Optional assets include:
- a TSS annotation file: a BED file containing "chr", "start", "end", "gene name", "score", and "strand" columns.
- a region blacklist: e.g. the ENCODE blacklist
- a genomic feature annotation file
6. Confirm installation
After setting up your environment to run PEPATAC with conda, you can confirm the pipeline is now executable with conda using the included checkinstall script. This can either be run directly from the pepatac/ repository...
./checkinstall
or from the web:
curl -sSL https://raw.githubusercontent.com/databio/pepatac/checkinstall | bash
7: Use looper to run the sample processing pipeline
Start by running the example project (test_config.yaml) in the examples/test_project/ folder. PEPATAC can utilize a project management tool called looper to run the sample-level pipeline across each sample in a project. Let's use the -d argument to first try a dry run, which will create job scripts for every sample in a project, but will not execute them:
If you are using refgenie, you can grab the path to the --chrom-sizes and --genome-index files as follows:
refgenie seek hg38/fasta.chrom_sizes
refgenie seek hg38/bowtie2_index.dir
refgenie seek rCRSd/bowtie2_index.dir
Alternatively, if you are not using refgenie, you can still grab premade --chrom-sizes and --genome-index files from the refgenie servers. Refgenie uses algorithmically derived genome digests under-the-hood to unambiguously define genomes. That's what you'll see being used in the example below when we manually download these assets.

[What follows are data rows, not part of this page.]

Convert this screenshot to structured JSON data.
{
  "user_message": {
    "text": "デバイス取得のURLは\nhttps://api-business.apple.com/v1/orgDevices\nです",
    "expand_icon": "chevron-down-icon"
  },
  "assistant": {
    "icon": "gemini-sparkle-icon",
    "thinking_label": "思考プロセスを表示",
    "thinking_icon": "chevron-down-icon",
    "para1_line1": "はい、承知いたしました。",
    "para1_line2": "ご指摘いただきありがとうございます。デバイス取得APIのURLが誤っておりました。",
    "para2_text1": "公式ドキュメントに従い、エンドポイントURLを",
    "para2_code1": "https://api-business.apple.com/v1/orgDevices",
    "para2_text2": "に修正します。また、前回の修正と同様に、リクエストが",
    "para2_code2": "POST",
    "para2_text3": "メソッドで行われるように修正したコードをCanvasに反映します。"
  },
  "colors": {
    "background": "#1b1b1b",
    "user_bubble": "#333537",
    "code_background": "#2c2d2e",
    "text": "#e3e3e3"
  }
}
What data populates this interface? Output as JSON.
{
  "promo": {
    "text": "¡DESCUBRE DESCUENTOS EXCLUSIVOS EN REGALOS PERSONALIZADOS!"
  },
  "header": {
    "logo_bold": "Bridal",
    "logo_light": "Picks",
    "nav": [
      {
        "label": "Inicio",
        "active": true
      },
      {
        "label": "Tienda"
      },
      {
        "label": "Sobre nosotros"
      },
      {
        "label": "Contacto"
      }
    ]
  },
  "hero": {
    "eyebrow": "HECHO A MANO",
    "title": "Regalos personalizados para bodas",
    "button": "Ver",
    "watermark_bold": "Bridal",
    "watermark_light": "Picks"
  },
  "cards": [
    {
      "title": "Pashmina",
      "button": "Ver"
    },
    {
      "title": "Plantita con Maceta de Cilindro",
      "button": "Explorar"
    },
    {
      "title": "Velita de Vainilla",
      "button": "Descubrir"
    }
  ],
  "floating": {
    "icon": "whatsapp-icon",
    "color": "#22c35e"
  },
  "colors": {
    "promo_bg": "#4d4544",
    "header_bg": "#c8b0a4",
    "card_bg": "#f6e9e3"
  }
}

Therefore, 2230c535660fb4774114bfa966a62f823fdb6d21acf138d4 is the digest for the human readable alias, "hg38", and 94e0d21feb576e6af61cd2a798ad30682ef2428bb7eabbb4 is the digest for "rCRSd."
wget -O hg38.fasta.tgz http://rg.databio.org/v3/assets/archive/2230c535660fb4774114bfa966a62f823fdb6d21acf138d4/fasta?tag=default
wget -O hg38.bowtie2_index.tgz http://rg.databio.org/v3/assets/archive/2230c535660fb4774114bfa966a62f823fdb6d21acf138d4/bowtie2_index?tag=default
wget -O rCRSd.bowtie2_index.tgz http://refgenomes.databio.org/v3/assets/archive/94e0d21feb576e6af61cd2a798ad30682ef2428bb7eabbb4/bowtie2_index?tag=default
Then, extract these files:
tar xvf hg38.fasta.tgz
tar xvf hg38.bowtie2_index.tgz
tar xvf rCRSd.bowtie2_index.tgz
From the pepatac/ repository folder (using the manually downloaded genome assets):
looper run -d examples/test_project/test_config.yaml
If that looked good, let's actually run the example by taking out the -d flag:
looper run examples/test_project/test_config.yaml
There are lots of other cool things you can do with looper, like dry runs, report results, check on pipeline run status, clean intermediate files to save disk space, lump multiple samples into one job, and more. For details, consult the looper docs.
8: Use looper to run the project level pipeline
PEPATAC also includes a project-level processing pipeline to do things like:
- Plot alignment statistics for all samples in the project together for easy visualization
- Plot TSS enrichment scores for all the samples in the project in a single figure
- Produce a consensus peak set for the project
- Produce a count table using the consensus peak set for all the samples in a project
From the pepatac/ repository folder (using the manually downloaded genome assets):
looper runp examples/test_project/test_config.yaml
This should take < a minute on the test sample and will generate a summary/ directory containing project level output in the parent project directory. In this small example, there won't be a consensus peak set or count table because it is only a single sample. To see more, you can run through the extended tutorial to see this in action.